“Rejoice always, pray continually.” 1 Thessalonians 5:16
My white wicker desk has a glass overlay on top of it, under the overlay are pictures, scriptures and quotes that are near and dear to my heart. This morning, as I was getting ready to write today’s devotional, a bright, pink block caught my eye. At the top of it I have handwritten, “HOW TO PRAY FOR PEOPLE.” I’ve spent the month thanking God for the people He has given me, I thought it would be worth the time to share how I pray for them.
The scripture I model my prayers after is Philippians 1:9-11 NIV:
“And this is my prayer: that your love may abound more and more in knowledge and depth of insight, so that you may be able to discern what is best and may be pure and blameless for the day of Christ, filled with the fruit of righteousness that comes through Jesus Christ—to the glory and praise of God.”
From these verses are four principles we can use to pray for people. First we can pray they grow in love, “this is my prayer, that your love may abound more and more in knowledge and depth of insight.” Second, we can pray they make wise choices, “so that you may be able to discern what is best.” Then we pray that they will live with integrity, “and may be pure and blameless for the day of Christ.” Lastly, we can pray they will become like Jesus, “filled with the fruit of righteousness that comes through Jesus Christ-to the glory and praise of God.” That is my model for praying for people, I have no idea where I found it, or who penned it first. This block has been on my desk for many years, I try to use it often.

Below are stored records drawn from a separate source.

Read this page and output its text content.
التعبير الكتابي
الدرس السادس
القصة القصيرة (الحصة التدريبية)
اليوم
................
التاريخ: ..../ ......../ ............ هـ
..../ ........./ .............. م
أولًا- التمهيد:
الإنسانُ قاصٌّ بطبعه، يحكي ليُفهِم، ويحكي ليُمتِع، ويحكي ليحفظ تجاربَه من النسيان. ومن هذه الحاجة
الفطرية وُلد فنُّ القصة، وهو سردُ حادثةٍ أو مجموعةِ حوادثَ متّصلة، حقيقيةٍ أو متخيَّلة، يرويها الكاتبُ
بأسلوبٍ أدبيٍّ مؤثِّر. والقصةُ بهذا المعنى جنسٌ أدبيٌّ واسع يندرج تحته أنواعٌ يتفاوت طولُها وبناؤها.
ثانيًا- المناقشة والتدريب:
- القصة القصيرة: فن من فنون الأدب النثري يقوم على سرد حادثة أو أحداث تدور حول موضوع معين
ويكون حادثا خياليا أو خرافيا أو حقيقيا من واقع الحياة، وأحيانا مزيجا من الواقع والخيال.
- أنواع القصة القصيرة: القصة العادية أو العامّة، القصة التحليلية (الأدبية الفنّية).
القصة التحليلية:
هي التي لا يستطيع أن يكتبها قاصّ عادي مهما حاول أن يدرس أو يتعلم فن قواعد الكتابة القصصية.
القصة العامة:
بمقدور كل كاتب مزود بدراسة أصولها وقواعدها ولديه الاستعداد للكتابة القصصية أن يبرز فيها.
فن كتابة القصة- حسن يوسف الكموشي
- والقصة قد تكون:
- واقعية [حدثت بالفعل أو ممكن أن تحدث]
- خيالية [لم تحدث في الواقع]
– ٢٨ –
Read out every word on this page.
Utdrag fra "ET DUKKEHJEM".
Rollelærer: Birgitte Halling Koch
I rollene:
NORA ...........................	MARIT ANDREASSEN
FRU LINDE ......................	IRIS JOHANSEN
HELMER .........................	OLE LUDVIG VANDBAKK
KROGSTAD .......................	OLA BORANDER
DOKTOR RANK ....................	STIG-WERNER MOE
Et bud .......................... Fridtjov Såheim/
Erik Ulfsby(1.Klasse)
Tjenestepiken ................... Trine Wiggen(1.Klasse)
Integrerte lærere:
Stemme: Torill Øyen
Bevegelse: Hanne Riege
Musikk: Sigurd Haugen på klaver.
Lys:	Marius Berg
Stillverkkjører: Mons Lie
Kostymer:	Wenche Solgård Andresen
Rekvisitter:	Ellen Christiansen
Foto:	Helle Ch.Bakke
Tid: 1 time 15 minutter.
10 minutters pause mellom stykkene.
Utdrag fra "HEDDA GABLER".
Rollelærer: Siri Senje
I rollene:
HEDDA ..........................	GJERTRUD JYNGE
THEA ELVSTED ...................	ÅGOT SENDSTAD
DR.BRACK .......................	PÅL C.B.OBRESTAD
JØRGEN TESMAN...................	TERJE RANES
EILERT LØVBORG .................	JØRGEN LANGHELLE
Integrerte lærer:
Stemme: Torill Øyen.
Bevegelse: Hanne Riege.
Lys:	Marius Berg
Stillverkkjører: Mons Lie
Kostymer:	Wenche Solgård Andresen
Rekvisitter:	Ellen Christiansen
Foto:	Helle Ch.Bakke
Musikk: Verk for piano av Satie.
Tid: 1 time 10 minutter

I did learn one lesson from my dear Cody, sometimes it’s best to pray it, than say it. I dropped Cody off at school one morning, as he was getting out of the car, I randomly said, “Make good choices today.” Well, he didn’t, nothing major, but he got in a little trouble at school that day. He told me in the afternoon, I was never to tell him to make good choices again. I never did, but I always prayed that he would. In a recent Andy Stanley message in a series title, “How Not to be Your Own Worst Enemy,” he made the point that other people can see areas in our lives where we’re on the wrong path, but we can’t see it. Not only can’t we see it, but we don’t want to hear what they have to say. When faced with situations like this, praying silently for the person, using the above model is the best option. We tend to discount the power of prayer because the results of it aren’t always easily seen. God doesn’t work on our timetable, but that doesn’t mean He isn’t working. When we pray for people, we need to give Him time to work. Often times, we’ll find, we’re the one He changes, not them.
Today I’m thankful for prayer. What are you thankful for?